Menurutnya, biasanya individu yang memposisikan dirinya sebagai korban adalah, "individu yang tidak memiliki kesadaran dalam dirinya untuk bertanggung jawab menyelesaikan persoalan yang ia hadapi tanpa menyalahkan orang lain atas situasi yang terjadi."
Tunggu dulu, jangan "baperan" dan langsung menganggap penulis menuduh AHY sebagai orang yang suka playing victim. Lagipula ini hanyalah pernyataan dari Moeldoko yang meminta agara AHY jangan "baperan."
Tapi, jika benar demikian, apakah lantas AHY bisa masuk dalam kategori gangguan mental psikologi? Tidak sesederhana itu, Sobat!
AHY adalah politikus kelas kakap. Terlepas dari usianya yang masih tergolong muda, ia bukanlah praktisi kacang-kacangan. Sejarah panjang keluarganya di bidang politik dan posisinya sebagai ketua umum PD telah membuktikannya.
Playing Victim atau "politik baperan" juga dikenal sebagai salah satu strategi politik ampuh. Dalam peperangan, strategi politik bisa menjadi senjata yang lebih mematikan dibandingkan peluru hingga rudal pemburu.

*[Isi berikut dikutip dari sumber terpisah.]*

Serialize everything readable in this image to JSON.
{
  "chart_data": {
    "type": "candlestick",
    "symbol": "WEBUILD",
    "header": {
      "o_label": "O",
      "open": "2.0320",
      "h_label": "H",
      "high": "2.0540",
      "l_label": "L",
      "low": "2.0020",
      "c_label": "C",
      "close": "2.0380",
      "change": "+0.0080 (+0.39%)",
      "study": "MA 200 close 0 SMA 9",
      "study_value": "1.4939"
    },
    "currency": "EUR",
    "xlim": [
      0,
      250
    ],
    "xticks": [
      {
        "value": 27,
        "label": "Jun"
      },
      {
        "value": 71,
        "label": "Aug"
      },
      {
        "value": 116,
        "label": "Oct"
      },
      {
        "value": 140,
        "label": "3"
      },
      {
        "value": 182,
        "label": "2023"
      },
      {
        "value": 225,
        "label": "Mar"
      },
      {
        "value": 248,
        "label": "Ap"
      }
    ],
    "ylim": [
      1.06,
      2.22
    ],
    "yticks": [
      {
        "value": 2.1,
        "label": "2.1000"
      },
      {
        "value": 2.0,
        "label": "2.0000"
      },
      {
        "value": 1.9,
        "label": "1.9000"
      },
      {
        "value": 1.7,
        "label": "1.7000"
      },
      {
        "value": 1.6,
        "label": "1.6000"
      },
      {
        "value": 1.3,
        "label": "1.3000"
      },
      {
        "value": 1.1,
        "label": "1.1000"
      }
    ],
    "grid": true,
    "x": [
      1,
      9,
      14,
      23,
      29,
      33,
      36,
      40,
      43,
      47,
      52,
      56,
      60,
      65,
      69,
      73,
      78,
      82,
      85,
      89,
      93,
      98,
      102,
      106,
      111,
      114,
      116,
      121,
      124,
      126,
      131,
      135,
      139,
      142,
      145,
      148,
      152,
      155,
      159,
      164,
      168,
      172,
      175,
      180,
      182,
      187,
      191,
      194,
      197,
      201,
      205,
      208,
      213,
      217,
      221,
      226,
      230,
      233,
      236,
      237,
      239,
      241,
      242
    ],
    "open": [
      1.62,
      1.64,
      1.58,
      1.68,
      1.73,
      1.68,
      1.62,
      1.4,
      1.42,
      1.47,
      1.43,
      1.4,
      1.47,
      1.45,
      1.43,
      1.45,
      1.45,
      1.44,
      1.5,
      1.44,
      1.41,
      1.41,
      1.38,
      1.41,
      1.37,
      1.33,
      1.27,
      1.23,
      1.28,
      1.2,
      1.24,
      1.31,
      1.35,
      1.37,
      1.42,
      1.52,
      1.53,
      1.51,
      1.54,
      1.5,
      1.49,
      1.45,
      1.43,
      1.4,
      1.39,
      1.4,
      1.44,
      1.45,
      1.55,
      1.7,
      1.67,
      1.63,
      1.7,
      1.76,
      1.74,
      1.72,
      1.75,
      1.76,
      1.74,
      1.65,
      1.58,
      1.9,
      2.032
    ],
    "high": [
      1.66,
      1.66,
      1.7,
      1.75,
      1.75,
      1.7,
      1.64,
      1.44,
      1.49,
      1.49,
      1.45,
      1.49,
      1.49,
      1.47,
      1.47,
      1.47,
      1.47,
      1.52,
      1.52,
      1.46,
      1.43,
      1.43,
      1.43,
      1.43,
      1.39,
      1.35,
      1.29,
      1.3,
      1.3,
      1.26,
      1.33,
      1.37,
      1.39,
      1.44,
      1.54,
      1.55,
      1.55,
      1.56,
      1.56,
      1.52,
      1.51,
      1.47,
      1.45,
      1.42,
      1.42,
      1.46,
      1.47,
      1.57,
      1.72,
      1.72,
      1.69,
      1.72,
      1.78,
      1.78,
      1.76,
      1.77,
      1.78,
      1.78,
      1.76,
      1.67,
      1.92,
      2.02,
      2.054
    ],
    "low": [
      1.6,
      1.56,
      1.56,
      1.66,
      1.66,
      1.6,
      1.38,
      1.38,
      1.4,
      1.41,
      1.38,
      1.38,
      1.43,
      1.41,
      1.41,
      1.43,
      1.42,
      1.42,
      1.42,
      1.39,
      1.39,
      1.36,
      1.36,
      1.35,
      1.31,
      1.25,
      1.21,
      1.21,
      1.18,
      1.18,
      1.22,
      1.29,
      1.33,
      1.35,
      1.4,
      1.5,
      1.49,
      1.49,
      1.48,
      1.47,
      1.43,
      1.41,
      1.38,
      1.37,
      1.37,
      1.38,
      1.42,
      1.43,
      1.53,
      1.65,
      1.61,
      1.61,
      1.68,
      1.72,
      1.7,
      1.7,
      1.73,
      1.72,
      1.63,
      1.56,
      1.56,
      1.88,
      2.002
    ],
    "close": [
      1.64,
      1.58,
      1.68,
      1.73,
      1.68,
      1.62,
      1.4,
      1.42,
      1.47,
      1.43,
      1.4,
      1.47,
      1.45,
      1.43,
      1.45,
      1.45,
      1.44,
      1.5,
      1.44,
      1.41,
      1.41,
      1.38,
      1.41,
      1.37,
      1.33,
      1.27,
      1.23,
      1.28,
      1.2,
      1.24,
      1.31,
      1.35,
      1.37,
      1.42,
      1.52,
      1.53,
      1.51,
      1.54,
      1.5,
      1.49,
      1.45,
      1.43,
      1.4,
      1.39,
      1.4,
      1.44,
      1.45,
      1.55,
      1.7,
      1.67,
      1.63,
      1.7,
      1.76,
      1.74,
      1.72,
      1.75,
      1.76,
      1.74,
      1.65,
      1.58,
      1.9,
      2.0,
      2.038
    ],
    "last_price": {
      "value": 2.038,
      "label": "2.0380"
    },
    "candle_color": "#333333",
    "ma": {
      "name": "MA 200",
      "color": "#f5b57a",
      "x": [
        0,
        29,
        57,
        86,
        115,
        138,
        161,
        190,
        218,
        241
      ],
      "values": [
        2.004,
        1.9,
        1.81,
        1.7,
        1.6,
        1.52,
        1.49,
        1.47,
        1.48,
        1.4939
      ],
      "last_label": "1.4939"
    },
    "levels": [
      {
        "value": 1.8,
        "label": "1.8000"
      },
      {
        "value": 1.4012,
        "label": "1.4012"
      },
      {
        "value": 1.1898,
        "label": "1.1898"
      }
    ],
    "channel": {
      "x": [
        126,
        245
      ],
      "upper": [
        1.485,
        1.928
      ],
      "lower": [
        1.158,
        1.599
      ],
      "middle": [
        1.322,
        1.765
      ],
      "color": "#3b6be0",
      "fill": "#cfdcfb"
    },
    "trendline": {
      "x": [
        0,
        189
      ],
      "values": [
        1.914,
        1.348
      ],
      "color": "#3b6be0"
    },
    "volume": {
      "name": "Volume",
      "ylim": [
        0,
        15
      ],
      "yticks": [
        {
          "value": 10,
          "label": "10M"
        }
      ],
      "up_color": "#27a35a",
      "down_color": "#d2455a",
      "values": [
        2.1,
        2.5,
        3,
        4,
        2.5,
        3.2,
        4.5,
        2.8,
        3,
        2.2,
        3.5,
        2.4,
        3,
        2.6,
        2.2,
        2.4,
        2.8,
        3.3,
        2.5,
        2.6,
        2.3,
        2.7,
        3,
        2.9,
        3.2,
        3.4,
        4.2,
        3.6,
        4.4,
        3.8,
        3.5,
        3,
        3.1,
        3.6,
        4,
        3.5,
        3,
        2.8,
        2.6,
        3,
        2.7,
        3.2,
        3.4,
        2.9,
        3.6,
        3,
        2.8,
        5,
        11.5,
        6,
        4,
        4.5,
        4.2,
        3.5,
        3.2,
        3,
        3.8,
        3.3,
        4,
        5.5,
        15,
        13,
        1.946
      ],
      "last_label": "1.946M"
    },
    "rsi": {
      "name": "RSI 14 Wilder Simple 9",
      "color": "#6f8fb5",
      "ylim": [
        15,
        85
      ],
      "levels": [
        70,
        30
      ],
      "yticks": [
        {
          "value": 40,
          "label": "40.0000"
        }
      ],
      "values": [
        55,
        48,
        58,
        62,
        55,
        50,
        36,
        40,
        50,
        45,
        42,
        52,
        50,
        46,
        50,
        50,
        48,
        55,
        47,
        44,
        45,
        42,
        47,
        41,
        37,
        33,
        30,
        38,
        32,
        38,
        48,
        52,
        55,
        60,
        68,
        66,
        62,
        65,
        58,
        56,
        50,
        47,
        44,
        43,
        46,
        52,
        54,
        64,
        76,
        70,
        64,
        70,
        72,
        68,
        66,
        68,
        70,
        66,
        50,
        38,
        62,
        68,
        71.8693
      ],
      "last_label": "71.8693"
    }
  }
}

Bahkan strategi ini juga tertera dalam teori "The Art of War," besutan salah satu ahli strategi perang Tiongkok Kuno, Sun Tzu. Dalam naskah 36 strategi perang yang dibesutnya berabad-abad yang lalu, strategi "politik baperan," berada pada nomor 34, dengan isi;
"Lukai diri sendiri untuk mendapatkan kepercayaan musuh. Masuk pada jebakan dan jadilah umpan. Berpura-pura terluka akan mengakibatkan dua kemungkinan."
Kemungkinan pertama, musuh akan menjadi santai karena tidak menganggap Anda sebagai ancaman serius. Dengan kondisi "lemah," musuh pun akan lengah. Di situlah saat yang tepat untuk menyerang balik.
Yang kedua adalah jalan mendapatkan posisi kuat untuk mendapatkan dukungan moral atau pembenaran terhadap serangan. Dengan demikian, kekuatan serangan akan bertambah.
Strategi ini telah banyak digunakan dalam kancah politik Indonesia dan dunia. Salah satu yang paling ampuh adalah yang dilakukan oleh Amerika Serikat.
Kejadian Pearl Harbour yang dibom habis-habisan oleh tentara kekaisaran Jepang pada tahun 1941, telah memantapkan langkah Amerika untuk masuk terlibat dalam Perang Dunia II. Menjadi "korban" dalam serangan, seolah-olah menjustifikasi langkah AS dalam melakukan kejahatan manusia terbesar dalam sejarah, yaitu menjatuhkan bom atom di Hiroshima dan Nagasaki pada tahun 1945.